How to separate sub-families from transposons sequence based fasta files?
1
0
Entering edit mode
2.8 years ago
ANAM • 0

I'm working on the classification of transposable elements. I want to retrieve sequences of their sub-classes in separate files. Is there any code or tool present to separate their sub-families because dataset contains thousands of sequence entries for different species.

I really appreciate any help or suggestion!

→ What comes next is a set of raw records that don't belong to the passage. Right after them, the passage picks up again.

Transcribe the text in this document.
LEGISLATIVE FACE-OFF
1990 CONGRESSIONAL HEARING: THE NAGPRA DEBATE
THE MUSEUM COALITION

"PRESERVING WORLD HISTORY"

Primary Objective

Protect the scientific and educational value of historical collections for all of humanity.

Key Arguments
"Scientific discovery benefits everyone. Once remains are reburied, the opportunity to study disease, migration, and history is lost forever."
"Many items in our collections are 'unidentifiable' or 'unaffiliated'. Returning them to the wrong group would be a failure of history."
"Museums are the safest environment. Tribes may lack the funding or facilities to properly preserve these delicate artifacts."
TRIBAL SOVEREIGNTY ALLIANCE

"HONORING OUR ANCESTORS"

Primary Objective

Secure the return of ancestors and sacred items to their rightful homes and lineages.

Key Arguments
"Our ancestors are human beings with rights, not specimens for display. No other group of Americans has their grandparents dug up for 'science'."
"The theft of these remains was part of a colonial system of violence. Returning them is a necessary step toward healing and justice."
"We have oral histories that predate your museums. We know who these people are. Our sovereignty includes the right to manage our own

DATASET SOURCE: https://pgsb.helmholtz-muenchen.de/plant/recat/index.jsp

For example:

I want to separate RLC Sequences in separate files and so far for other entries like for RLX & TXX

>RLC_163294|LTR_Gr_chr_04_982|LTR/Copia|02.01.01.05|29730|Gossypium
tgttagagtagttagtaaagttgttagtagttaaaactgttgtacgttcagttaacagttgagctgttaaatagttgacctgttagttatgcattcatttgagtataaaactatgagaagtctgtacttaaagatatgagttttataatgaagaaattctaagtctttgtttttaagctgcttgtttagcttaacatggtatcag
>RLX_163369|LTR_Gr_chr_10_2326|LTR|02.01.01|29730|Gossypium
tgtcacgggcaaaagtgcaaagcccgtgaccatggcataagatgtgccccatggaggtctatcgattagacaaggaacatttagcccacgagaacttgcccgattcaaaaaactgttggagaagcctgtcagattgaagcctggttggcccgataatgaagacgtggcaacttaggccaattttggt
>TXX_174935|TXX_Gr_DX404975.1_8351|MobileElement|02|29730|Gossypium
atccgtgcccatgccatgtcccagacatggtcttatgggggactctcatctcggtgccaacgccatatcccagacatggtcttacatgggacctctcataatctcaattatgccaatgccatgtcccagacatggtcttacatgggatctctttacccaaatatcatgacatttgtatccattacattcccaatgtttcaacggggcttttatcactgattctctgtcatctcatacttgagttaacattagatattttcatgaaataaatacataattgctggaaaatagcagcattaa
fasta transposons • 1.0k views
ADD COMMENT
0
Entering edit mode

with awk (not tested on large dataset, please take a back up of your data and assumes that sequences are in single line):

$ awk -F '[>_]' '/>/{getline seq; print $0"\n"seq > $2".fa"}' test.fa

with seqkit (works for multi line sequences and outputs sequences in single line):

$ seqkit -w 0 split -i --id-regexp '(^[A-Z]{3})_*' test.fa -O new_files

Output files will be stored in a new directory "new_files" and files are named test.id_RLC.fa, test.id_RLX.fa, test.id_TXX.fa . Remove test_id from all the files running rename -n 's/test\.id_//' *.fa in new_files folder.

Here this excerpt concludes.